Perempuan Bali Pertama Jadi Menteri, Ini Alasan Megawati Sodorkan Bintang Puspayoga ke Jokowi
BALIPOST.COM | 24/10/2019 09:00
Perempuan Bali Pertama Jadi Menteri, Ini Alasan Megawati Sodorkan Bintang Puspayoga ke Jokowi
Sejumlah Menteri Kabinet Indonesia Maju Periode Tahun 2019-2024 berpose santai di Verdana Depan Istana Merdeka, Jakarta, Rabu 23 Oktober 2019. TEMPO/Subekti.

DENPASAR, BALIPOST.com – I Gusti Ayu Bintang Darmawati atau Bintang Puspayoga adalah nama ke-32 yang disebut Presiden RI Joko Widodo sebagai salah satu menteri dalam Kabinet Indonesia Maju. Istri dari mantan Menteri Koperasi dan UMKM, A.A. Ngurah Puspayoga ini dipercaya menjadi Menteri Pemberdayaan Perempuan dan Perlindungan Anak (PPPA).

BACA: Bintang Puspayoga, Perempuan Bali Pertama di Kabinet

Bintang yang sebelumnya tak masuk dalam bursa calon menteri dan tak terlihat datang ke istana, rupanya direkomendasikan oleh Ketua Umum PDIP, Megawati Soekarnoputri. “Bu Bintang kan orangnya polos, jujur, lurus, sopan, tidak neko-neko. Dia adalah salah satu wanita Bali dan itu wajar, dan juga itu memang rekomendasi dari Ibu Ketua Umum, Ibu Mega,” ujar Ketua DPP PDIP Bidang Pangan, Pertanian, Kehutanan dan Lingkungan Hidup, I Made Urip dikonfirmasi via telepon, Rabu 23 Oktober 2019.

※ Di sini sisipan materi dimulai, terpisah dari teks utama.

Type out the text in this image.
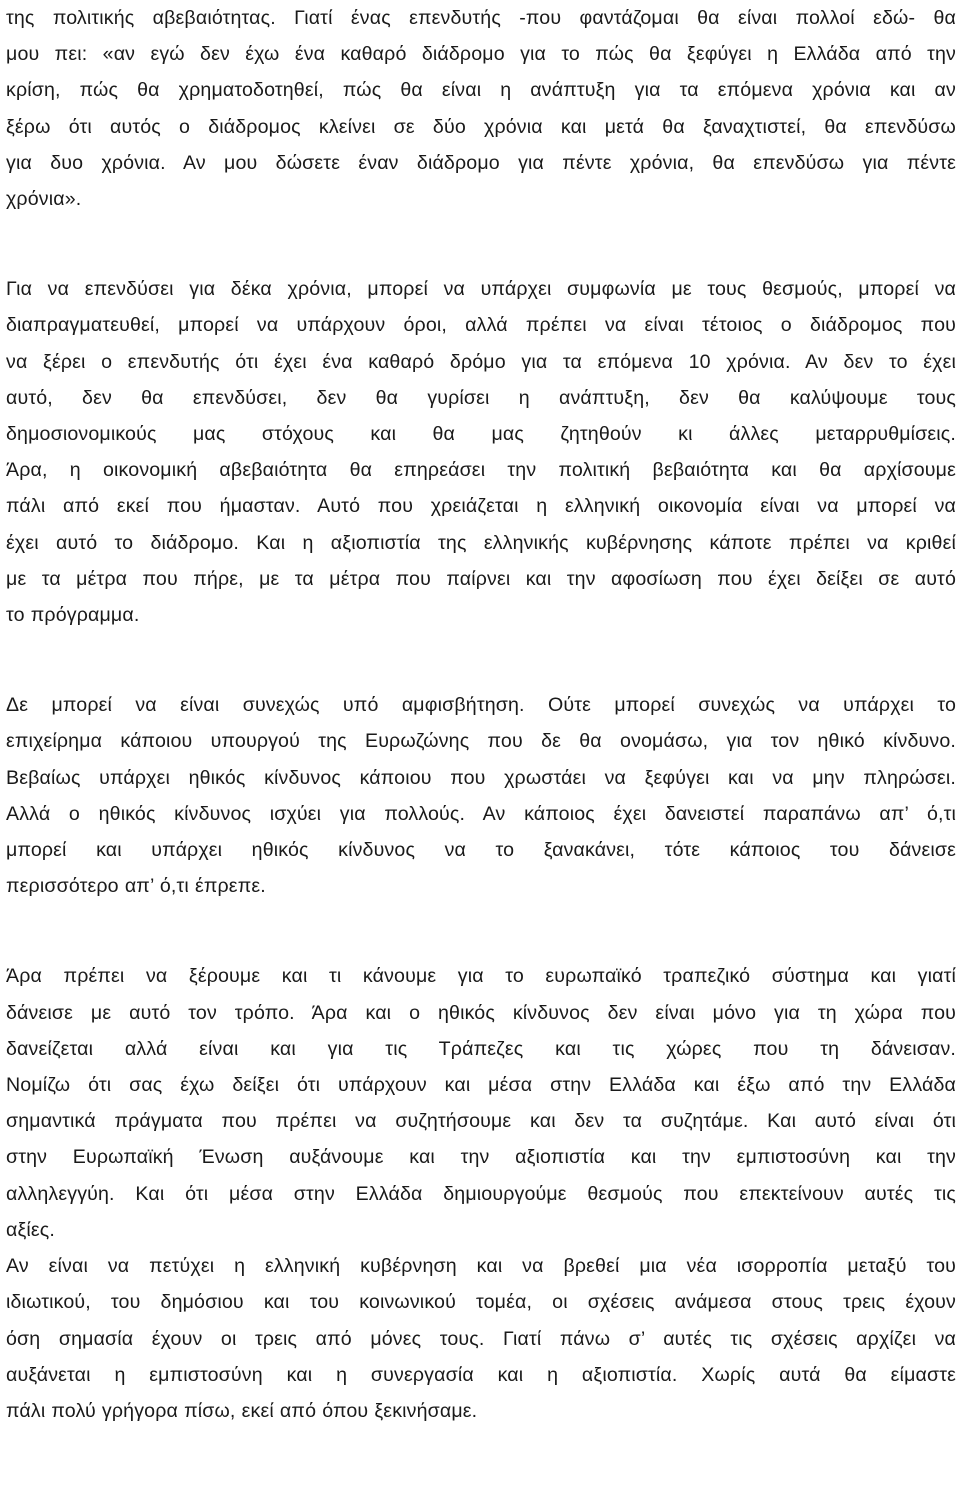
της πολιτικής αβεβαιότητας. Γιατί ένας επενδυτής -που φαντάζομαι θα είναι πολλοί εδώ- θα
μου πει: «αν εγώ δεν έχω ένα καθαρό διάδρομο για το πώς θα ξεφύγει η Ελλάδα από την
κρίση, πώς θα χρηματοδοτηθεί, πώς θα είναι η ανάπτυξη για τα επόμενα χρόνια και αν
ξέρω ότι αυτός ο διάδρομος κλείνει σε δύο χρόνια και μετά θα ξαναχτιστεί, θα επενδύσω
για δυο χρόνια. Αν μου δώσετε έναν διάδρομο για πέντε χρόνια, θα επενδύσω για πέντε
χρόνια».
Για να επενδύσει για δέκα χρόνια, μπορεί να υπάρχει συμφωνία με τους θεσμούς, μπορεί να
διαπραγματευθεί, μπορεί να υπάρχουν όροι, αλλά πρέπει να είναι τέτοιος ο διάδρομος που
να ξέρει ο επενδυτής ότι έχει ένα καθαρό δρόμο για τα επόμενα 10 χρόνια. Αν δεν το έχει
αυτό, δεν θα επενδύσει, δεν θα γυρίσει η ανάπτυξη, δεν θα καλύψουμε τους
δημοσιονομικούς μας στόχους και θα μας ζητηθούν κι άλλες μεταρρυθμίσεις.
Άρα, η οικονομική αβεβαιότητα θα επηρεάσει την πολιτική βεβαιότητα και θα αρχίσουμε
πάλι από εκεί που ήμασταν. Αυτό που χρειάζεται η ελληνική οικονομία είναι να μπορεί να
έχει αυτό το διάδρομο. Και η αξιοπιστία της ελληνικής κυβέρνησης κάποτε πρέπει να κριθεί
με τα μέτρα που πήρε, με τα μέτρα που παίρνει και την αφοσίωση που έχει δείξει σε αυτό
το πρόγραμμα.
Δε μπορεί να είναι συνεχώς υπό αμφισβήτηση. Ούτε μπορεί συνεχώς να υπάρχει το
επιχείρημα κάποιου υπουργού της Ευρωζώνης που δε θα ονομάσω, για τον ηθικό κίνδυνο.
Βεβαίως υπάρχει ηθικός κίνδυνος κάποιου που χρωστάει να ξεφύγει και να μην πληρώσει.
Αλλά ο ηθικός κίνδυνος ισχύει για πολλούς. Αν κάποιος έχει δανειστεί παραπάνω απ’ ό,τι
μπορεί και υπάρχει ηθικός κίνδυνος να το ξανακάνει, τότε κάποιος του δάνεισε
περισσότερο απ’ ό,τι έπρεπε.
Άρα πρέπει να ξέρουμε και τι κάνουμε για το ευρωπαϊκό τραπεζικό σύστημα και γιατί
δάνεισε με αυτό τον τρόπο. Άρα και ο ηθικός κίνδυνος δεν είναι μόνο για τη χώρα που
δανείζεται αλλά είναι και για τις Τράπεζες και τις χώρες που τη δάνεισαν.
Νομίζω ότι σας έχω δείξει ότι υπάρχουν και μέσα στην Ελλάδα και έξω από την Ελλάδα
σημαντικά πράγματα που πρέπει να συζητήσουμε και δεν τα συζητάμε. Και αυτό είναι ότι
στην Ευρωπαϊκή Ένωση αυξάνουμε και την αξιοπιστία και την εμπιστοσύνη και την
αλληλεγγύη. Και ότι μέσα στην Ελλάδα δημιουργούμε θεσμούς που επεκτείνουν αυτές τις
αξίες.
Αν είναι να πετύχει η ελληνική κυβέρνηση και να βρεθεί μια νέα ισορροπία μεταξύ του
ιδιωτικού, του δημόσιου και του κοινωνικού τομέα, οι σχέσεις ανάμεσα στους τρεις έχουν
όση σημασία έχουν οι τρεις από μόνες τους. Γιατί πάνω σ’ αυτές τις σχέσεις αρχίζει να
αυξάνεται η εμπιστοσύνη και η συνεργασία και η αξιοπιστία. Χωρίς αυτά θα είμαστε
πάλι πολύ γρήγορα πίσω, εκεί από όπου ξεκινήσαμε.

Menurut Urip, rekomendasi terkesan baru karena memang waktu yang cukup mepet. Selain itu, Bintang direkomendasikan menjadi menteri karena berhubungan dengan sejarah PDIP di Bali. Khususnya dengan Puri Satria yang merupakan asal dari suami Bintang, A.A. Ngurah Puspayoga. “Di Puri Satria sejarah partai itu, mulai dari zaman PNI, PDI, dan juga PDI Perjuangan,” jelas anggota DPR RI Dapil Bali ini.

Urip pun memberikan apresiasi kepada Presiden RI Joko Widodo karena telah memberikan penghargaan untuk Bali dengan memilih Bintang sebagai salah satu menteri dalam kabinetnya. Ditambah lagi, Bintang tercatat sebagai perempuan Bali pertama yang duduk sebagai menteri.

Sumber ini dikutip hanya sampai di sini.